И вот он снова прятал под своим крылом Еву с младенцем. Снова объяснял глупым, как дети, людям, что он не даст им крыльев никогда. Снова сжимал кулаки, зная, что стоит ему перейти от слов к делу, Ева повиснет на руке и будет умолять никого не трогать, а ему останется только стереть память пришедшим и вернуть их по домам, будто ничего и не было. До следующего раза. И он терпел раз за разом. Терпел глупую веру Евы в то, что люди достойны любви и понимания. Терпел, когда эти «достойные» приходили с оружием. Терпел, когда угрожали ему. Повторял, как безумец, что он не желает зла. Себе повторял, словно мантру, что шестикрылым серафимом он стал лишь потому, что хотел сделать мир лучше. Для кого лучше?! Это уже перестало быть важным, перестало быть нужным. Разумным. Понятным. Как будто даже достойным.

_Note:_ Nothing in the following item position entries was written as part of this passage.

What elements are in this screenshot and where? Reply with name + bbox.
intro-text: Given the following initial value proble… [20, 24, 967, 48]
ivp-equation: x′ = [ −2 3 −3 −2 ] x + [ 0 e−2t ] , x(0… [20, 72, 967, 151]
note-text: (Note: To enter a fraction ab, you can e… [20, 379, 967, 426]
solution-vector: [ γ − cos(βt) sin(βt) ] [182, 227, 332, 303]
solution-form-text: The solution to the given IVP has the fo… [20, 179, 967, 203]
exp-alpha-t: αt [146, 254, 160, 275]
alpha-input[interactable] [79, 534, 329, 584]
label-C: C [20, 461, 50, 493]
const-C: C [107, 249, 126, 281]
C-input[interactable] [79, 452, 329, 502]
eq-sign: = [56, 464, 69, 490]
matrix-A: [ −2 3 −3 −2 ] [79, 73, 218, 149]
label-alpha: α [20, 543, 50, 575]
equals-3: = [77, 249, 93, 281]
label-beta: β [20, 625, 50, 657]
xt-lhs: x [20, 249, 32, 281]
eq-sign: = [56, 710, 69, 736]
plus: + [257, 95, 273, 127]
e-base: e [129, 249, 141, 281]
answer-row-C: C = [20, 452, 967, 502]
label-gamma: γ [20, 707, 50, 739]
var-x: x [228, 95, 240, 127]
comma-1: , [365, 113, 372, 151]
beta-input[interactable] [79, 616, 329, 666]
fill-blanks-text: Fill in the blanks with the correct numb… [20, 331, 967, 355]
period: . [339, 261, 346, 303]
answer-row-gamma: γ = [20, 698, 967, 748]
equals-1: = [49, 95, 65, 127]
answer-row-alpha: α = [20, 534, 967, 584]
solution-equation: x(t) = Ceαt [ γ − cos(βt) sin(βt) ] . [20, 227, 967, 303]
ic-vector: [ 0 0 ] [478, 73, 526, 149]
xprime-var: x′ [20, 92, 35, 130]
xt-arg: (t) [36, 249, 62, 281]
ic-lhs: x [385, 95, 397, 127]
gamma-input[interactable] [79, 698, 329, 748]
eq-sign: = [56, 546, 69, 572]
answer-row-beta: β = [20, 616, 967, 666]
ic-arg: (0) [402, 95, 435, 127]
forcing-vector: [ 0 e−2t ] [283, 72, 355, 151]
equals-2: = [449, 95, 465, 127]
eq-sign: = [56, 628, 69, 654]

Но всемогущий не есть всестерпящий.

Когда угрозы перешли все мыслимые и немыслимые границы, и на Еву напали, уже никакие ее мольбы не смогли его остановить. И целую толпу он превратил в прах в одно мгновение. Всех, кто был возле нее. Всех, кто видел. Всех — в серую пыль под ногами. Растоптал сапогами, развеял, взмахнув крыльями. Стер, будто их и не было. Она рыдала, икала от страха, прижимая разрывающегося криком младенца к груди, и смотрела Самсавеилу прямо в глаза. Совсем не так, как раньше. Будто только тогда поняла наконец, кто перед ней. Будто лишь тогда осознала.

Самсавеил протянул к ней руку, но она попятилась. Он сделал шаг, она шагнула от него. Он не понимал. Он спрашивал ее, цела ли она, не ранена ли, прекрасно зная, что нет — только порвано платье от пояса, да на руке проступает синяк. Он говорил и говорил, пытаясь ее успокоить. Она смотрела зверем. Он опутал ее лиловым облаком, которое должно было унять страх, образумить. Она втянула носом терпкий дым и вдруг изменилась в лице. Вспомнила, кто она, кем всегда была. Вспомнила, кем всегда был он.